- Born: Kadriana Sahaidak May 12, 1999 (age 27) Selkirk, Manitoba

Team
- Curling club: Gimli CC, Gimli, MB Winnipeg Beach CC, Winnipeg Beach, MB
- Skip: Nancy Martin
- Third: Chaelynn Stewart
- Second: Kadriana Lott
- Lead: Makenna Hadway
- Mixed doubles partner: Colton Lott

Curling career
- Member Association: Manitoba (2018–2024) Saskatchewan (2024–present)
- Hearts appearances: 1 (2025)
- World Mixed Doubles Championship appearances: 2 (2024, 2026)
- Top CTRS ranking: 16th (2024–25)

Medal record
Curling
Representing Canada
World Mixed Doubles Championship
| Bronze medal – third place | 2026 Geneva |  |
Representing Manitoba
Canadian Mixed Doubles Championship
| Gold medal – first place | 2024 Fredericton |  |
| Gold medal – first place | 2025 Summerside |  |
| Silver medal – second place | 2018 Leduc |  |
| Silver medal – second place | 2021 Calgary |  |
| Bronze medal – third place | 2019 Fredericton |  |

= Kadriana Lott =

Canadian curler (born 1999)

Kadriana Lott (born May 12, 1999 as Kadriana Sahaidak) is a Canadian curler from Gimli, Manitoba. She is best known for playing mixed doubles curling with partner Colton Lott, who she has won four medals with at the Canadian Mixed Doubles Curling Championship. She also plays second on Team Nancy Martin in women's curling.

==Career==

===Mixed doubles===
Lott has found success in mixed doubles with husband Colton Lott.

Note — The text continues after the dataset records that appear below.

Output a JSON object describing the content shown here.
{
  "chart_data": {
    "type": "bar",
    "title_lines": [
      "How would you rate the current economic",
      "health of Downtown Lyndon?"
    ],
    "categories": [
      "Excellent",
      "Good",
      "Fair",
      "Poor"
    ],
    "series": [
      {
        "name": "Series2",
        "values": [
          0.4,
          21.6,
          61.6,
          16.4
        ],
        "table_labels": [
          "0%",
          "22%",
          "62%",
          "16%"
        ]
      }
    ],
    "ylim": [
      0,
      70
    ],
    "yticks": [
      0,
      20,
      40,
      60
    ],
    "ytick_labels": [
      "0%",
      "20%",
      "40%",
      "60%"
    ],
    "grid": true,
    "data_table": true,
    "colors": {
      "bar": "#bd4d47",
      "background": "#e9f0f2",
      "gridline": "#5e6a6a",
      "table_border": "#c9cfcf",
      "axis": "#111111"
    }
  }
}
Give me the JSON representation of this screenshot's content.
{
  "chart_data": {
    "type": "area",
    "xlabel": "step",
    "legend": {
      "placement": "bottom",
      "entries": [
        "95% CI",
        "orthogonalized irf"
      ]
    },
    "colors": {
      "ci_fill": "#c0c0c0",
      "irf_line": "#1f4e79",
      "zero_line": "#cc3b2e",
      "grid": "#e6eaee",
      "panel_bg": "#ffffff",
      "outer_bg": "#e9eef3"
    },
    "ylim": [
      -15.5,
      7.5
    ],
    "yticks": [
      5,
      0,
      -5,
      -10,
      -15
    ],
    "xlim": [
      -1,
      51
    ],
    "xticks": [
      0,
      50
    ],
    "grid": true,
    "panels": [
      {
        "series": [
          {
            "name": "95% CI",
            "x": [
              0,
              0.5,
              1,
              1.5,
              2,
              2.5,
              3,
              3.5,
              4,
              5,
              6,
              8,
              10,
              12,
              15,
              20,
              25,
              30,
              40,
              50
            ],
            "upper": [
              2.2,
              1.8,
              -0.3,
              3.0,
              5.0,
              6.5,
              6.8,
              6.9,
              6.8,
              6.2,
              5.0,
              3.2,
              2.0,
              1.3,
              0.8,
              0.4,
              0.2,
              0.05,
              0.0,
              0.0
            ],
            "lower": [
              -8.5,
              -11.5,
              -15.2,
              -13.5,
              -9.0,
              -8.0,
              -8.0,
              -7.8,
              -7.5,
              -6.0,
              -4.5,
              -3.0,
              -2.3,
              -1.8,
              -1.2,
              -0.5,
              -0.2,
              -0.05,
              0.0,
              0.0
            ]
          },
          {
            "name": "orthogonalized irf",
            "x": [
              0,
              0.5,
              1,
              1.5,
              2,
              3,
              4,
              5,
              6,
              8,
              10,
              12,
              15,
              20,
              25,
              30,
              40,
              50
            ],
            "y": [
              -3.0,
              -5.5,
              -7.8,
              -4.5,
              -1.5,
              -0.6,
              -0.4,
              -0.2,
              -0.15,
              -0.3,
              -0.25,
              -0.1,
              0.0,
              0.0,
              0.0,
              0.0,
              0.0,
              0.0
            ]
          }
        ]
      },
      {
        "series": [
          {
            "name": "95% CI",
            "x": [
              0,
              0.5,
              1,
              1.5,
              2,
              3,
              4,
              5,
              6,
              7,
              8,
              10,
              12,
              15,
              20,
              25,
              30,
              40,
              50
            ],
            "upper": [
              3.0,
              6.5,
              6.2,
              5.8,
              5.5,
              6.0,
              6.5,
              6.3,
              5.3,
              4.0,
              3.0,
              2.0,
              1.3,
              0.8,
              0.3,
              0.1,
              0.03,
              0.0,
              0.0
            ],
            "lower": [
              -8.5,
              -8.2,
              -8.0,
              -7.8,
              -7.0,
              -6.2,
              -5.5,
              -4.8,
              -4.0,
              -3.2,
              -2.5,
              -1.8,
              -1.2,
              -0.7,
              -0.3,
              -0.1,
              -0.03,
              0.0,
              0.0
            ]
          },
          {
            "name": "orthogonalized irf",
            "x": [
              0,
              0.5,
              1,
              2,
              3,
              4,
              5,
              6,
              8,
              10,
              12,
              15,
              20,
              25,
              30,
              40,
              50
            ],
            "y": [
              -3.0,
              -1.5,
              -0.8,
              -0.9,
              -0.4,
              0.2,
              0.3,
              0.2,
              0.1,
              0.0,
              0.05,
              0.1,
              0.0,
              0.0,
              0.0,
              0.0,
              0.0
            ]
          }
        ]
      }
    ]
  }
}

Their first competitive event was the 2018 Manitoba Mixed Doubles Curling Championship, which they won, giving them a berth in the 2018 Canadian Mixed Doubles Curling Championship. The duo was the youngest in the tournament, and the only to go undefeated through the round robin. However, they lost the final 8–7 to Laura Crocker and Kirk Muyres.

Lott and her husband were chosen as Canada's representative at the Third Leg of the 2018–19 Curling World Cup. They won the event, gaining an entry to the Grand Final. At the 2019 Canadians, the pair made it to the semi-finals, which they lost 7–6. Lott and her husband won the 2024 Canadian Mixed Doubles Curling Championship, and represented Canada at the 2024 World Mixed Doubles Curling Championship. At the Worlds, the team finished 8–1 after round robin play, but lost to Estonia's Marie Kaldvee and Harri Lill in the Qualification Round, finishing 5th.

By virtue of their 2024 Canadian Championship title, Lott and Lott qualified for the 2025 Canadian Mixed Doubles Curling Olympic Trials, where the team had a disappointing 4–3 record, missing the playoffs. However, they would rebound by winning the 2025 Canadian Mixed Doubles Curling Championship over Marlee Powers and Luke Saunders 9–8 in the final, qualifying them to represent Canada at the 2026 World Mixed Doubles Curling Championship. There, they would finish round robin play with an 8–1 record, winning their pool and earning a spot in the semifinals. After losing to Sweden in the semifinals, they would rebound to win bronze, beating Italy's Stefania Constantini and Amos Mosaner 11–3 in the bronze medal game.

==Personal life==
Lott works as an optometric assistant at Oakley Vision Centre. She married mixed doubles partner Colton Lott in August 2022.